Perché continuare ancora a fingere di essere qualcuno? Perché aspettare ancora? Quando arriverà la fine?
Non è tutto perduto, possiamo esistere ancora, possiamo vivere nuove situazioni, nuove relazioni, nuove emozioni, sebbene possano rivelarsi sia positive sia negative: e la cosa più bella sarà sentire e percepire queste nuove occasioni come nostre. Lo so, ne sono certa, e non perché ho già superato il disturbo o non ne presento più i sintomi, ma perché ho imparato a riconoscermi delle conquiste, a gioire dei miei - e ribadisco i “miei” - passi avanti e delle mie conquiste giornaliere, a percepire e a distinguere con comprensione e compassione le difficoltà che incontro, a perdonare i miei errori e le mie ricadute. Alcuni dei passi più difficili da compiere sono riacquistare consapevolezza di sé, comprendere di stare male davvero, riconoscere di avere bisogno di aiuto, chiedere soccorso. Chiedere aiuto: per me si tratta di uno degli ostacoli più imponenti ed impegnativi da superare. Chiedere aiuto presuppone, oltre alla scelta del destinatario della richiesta, che deve necessariamente godere della nostra più cieca fiducia, la preventiva percezione della possibilità di un pericolo e, soprattutto, l'umile presa di coscienza di non essere in grado di superarlo senza un sostegno esterno. È, però, importante, precisare che ciò non sottintende che il percorso che porta a superare momentaneamente un ostacolo sia facilitato o non sia compiuto da noi stessi solo perché abbiamo avuto necessità di un ausilio: esso richiede molta fatica e molta forza di volontà; il destinatario della richiesta di assistenza ci fornirà il necessario bagaglio di strumenti per affrontare uno stato d'animo e/o una difficile circostanza, ma saremo noi, in quanto persone esistenti, a farne uso in modo costruttivo. Potremmo fallire, ma fare un passo indietro non equivale a cominciare dal principio il cammino: la volta successiva utilizzeremo una precauzione in più.
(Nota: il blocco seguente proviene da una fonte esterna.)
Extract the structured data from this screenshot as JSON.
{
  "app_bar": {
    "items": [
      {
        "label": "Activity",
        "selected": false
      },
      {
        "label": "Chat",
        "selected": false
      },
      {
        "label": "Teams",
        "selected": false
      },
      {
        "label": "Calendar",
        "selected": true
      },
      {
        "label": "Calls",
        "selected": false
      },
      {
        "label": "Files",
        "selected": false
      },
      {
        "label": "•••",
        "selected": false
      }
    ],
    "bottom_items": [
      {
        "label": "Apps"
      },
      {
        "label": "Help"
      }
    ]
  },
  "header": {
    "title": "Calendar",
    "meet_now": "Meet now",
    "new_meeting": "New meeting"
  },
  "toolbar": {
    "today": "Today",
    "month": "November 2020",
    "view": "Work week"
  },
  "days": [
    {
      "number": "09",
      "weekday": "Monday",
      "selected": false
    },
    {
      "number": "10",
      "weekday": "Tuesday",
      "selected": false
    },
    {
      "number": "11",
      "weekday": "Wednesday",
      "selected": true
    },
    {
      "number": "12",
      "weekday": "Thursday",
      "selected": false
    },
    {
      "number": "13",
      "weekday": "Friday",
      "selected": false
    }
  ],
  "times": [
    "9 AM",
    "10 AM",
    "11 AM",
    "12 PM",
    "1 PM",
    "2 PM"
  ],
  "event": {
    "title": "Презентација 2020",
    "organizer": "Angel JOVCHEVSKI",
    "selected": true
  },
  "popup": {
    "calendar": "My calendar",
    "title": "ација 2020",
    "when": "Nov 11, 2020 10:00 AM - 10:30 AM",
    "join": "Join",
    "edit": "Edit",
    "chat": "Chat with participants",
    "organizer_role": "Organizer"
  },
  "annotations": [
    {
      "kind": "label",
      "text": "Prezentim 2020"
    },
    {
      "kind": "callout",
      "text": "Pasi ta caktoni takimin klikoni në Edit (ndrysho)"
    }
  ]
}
Concludo con una piccola considerazione: scrivendo queste poche righe mi chiedevo a chi mi rivolgessi e chi fosse il mio reale destinatario. Mi ha sfiorato l'idea di un giudizio, con più forza mi ha stuzzicato la rabbia di non essere in grado di esprimere ciò che vorrei e di non trovare mai le parole giuste. Ma poi mi sono detta: io esisto, io penso, io scrivo, io condivido delle parole, io trovo la forza di non nascondermi e di portare la mia piccola testimonianza di fronte a tante persone che compiono la stessa scelta, pronte ad aiutare ed essere aiutate, a dare conforto ed essere confortate, a raccontare ed ascoltare. Cosa c'è di più bello di tante persone che scrivono ciò che sentono dentro? Ancora più bello è pensare che ognuno sa che le sue parole non sono altro che una minuta parte di qualcosa di molto più grande, che, però non potrebbe esistere facendone a meno, perché mancherebbe di una sfaccettatura, di un punto di vista: questo concorso letterario evoca in me l'immagine di una pagina di vocabolario aperta alla voce “vita”, in cui ogni testo, e quindi ogni partecipante, ha contribuito in modo assolutamente equivalente alla stesura del significato.